Report Suspicious Activity

Online scammers are known to occasionally engage in unauthorized use of a company’s name, branding, and other public information. MUFG takes these types of scams very seriously and we remain vigilant every day to protect our clients and employees. As such, MUFG is working to increase awareness of these scams and the associated risks.

If you encounter one of these scams, where you believe someone is impersonating an MUFG employee, or one of its brands, we encourage you to report the matter to our Report Cyber Mailbox at reportcyber@us.mufg.jp.

Additionally, if you believe you or someone you know may be a victim of an online scam, it is recommended that you submit a report to the FBI Internet Crime Complaint Center (IC3) at: www.ic3.gov.

Notice: Please be informed of the recent increase involving vishing (voice phishing) and smishing (SMS phishing) fraud scams across Financial Intuitions targeting bank clients. In these cases, the threat actor(s) impersonates a bank employee, specifically from the Fraud Department. Ultimately, the goal is to acquire a client's online banking credentials and initiate fraudulent payments (wires and/or ACH).
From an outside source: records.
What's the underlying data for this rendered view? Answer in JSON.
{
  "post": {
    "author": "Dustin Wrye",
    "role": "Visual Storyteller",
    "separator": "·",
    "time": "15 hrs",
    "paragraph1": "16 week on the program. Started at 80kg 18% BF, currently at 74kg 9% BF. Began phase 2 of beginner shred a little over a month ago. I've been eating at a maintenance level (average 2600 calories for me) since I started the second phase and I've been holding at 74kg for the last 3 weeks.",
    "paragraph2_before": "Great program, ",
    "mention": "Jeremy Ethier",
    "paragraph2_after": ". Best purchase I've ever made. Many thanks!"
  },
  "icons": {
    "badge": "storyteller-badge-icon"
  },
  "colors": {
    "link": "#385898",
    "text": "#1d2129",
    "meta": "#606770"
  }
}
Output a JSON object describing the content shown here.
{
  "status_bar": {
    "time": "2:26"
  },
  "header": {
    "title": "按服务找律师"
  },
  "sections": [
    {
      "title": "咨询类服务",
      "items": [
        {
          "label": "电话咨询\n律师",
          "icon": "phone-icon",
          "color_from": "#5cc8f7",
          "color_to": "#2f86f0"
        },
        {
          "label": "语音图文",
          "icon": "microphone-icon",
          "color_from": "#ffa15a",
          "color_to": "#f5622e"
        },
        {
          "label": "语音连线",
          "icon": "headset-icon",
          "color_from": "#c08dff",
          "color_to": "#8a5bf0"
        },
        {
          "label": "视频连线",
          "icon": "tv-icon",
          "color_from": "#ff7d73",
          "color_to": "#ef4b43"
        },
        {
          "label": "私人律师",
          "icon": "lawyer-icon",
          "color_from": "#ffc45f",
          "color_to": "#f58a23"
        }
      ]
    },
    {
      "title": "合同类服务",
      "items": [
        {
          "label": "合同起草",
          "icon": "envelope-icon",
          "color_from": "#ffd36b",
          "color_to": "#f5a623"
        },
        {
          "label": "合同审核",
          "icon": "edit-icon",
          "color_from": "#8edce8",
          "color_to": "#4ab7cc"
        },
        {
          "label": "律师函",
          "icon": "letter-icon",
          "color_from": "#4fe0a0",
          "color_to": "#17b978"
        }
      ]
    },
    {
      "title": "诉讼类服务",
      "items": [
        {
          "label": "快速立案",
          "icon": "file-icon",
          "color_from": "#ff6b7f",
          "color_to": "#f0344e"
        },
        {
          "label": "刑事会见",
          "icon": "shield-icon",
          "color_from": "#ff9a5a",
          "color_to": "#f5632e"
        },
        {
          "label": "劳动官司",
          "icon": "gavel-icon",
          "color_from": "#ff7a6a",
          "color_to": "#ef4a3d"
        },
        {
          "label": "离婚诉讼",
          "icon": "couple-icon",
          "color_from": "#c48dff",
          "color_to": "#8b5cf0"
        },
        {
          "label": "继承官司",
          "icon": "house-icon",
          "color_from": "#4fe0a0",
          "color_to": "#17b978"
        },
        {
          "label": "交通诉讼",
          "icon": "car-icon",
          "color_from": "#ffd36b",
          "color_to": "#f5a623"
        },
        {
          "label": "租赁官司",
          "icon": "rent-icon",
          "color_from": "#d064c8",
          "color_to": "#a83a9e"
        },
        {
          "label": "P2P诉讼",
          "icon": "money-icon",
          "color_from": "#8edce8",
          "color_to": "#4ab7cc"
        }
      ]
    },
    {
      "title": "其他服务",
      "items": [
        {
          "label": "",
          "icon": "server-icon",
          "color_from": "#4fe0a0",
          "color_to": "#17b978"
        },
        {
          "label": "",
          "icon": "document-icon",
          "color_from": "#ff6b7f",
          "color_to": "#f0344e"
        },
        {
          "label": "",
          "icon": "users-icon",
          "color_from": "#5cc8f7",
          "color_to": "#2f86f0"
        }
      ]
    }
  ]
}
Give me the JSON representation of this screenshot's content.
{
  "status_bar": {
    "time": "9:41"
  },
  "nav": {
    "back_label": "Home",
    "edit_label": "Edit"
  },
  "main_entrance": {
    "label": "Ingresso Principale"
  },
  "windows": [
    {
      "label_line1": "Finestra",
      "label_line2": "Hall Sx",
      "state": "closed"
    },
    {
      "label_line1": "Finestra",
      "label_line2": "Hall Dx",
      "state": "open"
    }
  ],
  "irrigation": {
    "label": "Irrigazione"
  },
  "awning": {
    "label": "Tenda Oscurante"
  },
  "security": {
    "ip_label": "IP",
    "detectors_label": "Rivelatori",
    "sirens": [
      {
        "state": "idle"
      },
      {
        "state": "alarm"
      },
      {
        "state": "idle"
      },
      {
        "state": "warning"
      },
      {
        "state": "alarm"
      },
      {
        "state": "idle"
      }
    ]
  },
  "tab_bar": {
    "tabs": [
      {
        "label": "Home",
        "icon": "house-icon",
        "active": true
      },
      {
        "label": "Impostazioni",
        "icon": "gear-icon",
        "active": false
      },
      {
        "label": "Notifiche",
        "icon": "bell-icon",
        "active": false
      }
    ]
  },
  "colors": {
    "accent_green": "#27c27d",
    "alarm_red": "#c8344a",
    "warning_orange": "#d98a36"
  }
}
The process goes as follows:

• Threat actor spoofs the bank phone number and calls the client, claiming to be with the fraud department 
• Threat actor questions "suspicious money transfers" 
• Threat actor states that protections need to be put into place which ultimately leads to the client providing their credentials, MFA and at times, involves a text with a fake portal to capture the credentials. 
• Threat actor gains access to initiate malicious payments

Reminder that MUFG Bank will not call and ask for credentials, passwords, login information, token codes, etc. If you receive a suspicious call as the one described above, hang up, call the bank and confirm legitimacy of the phone call.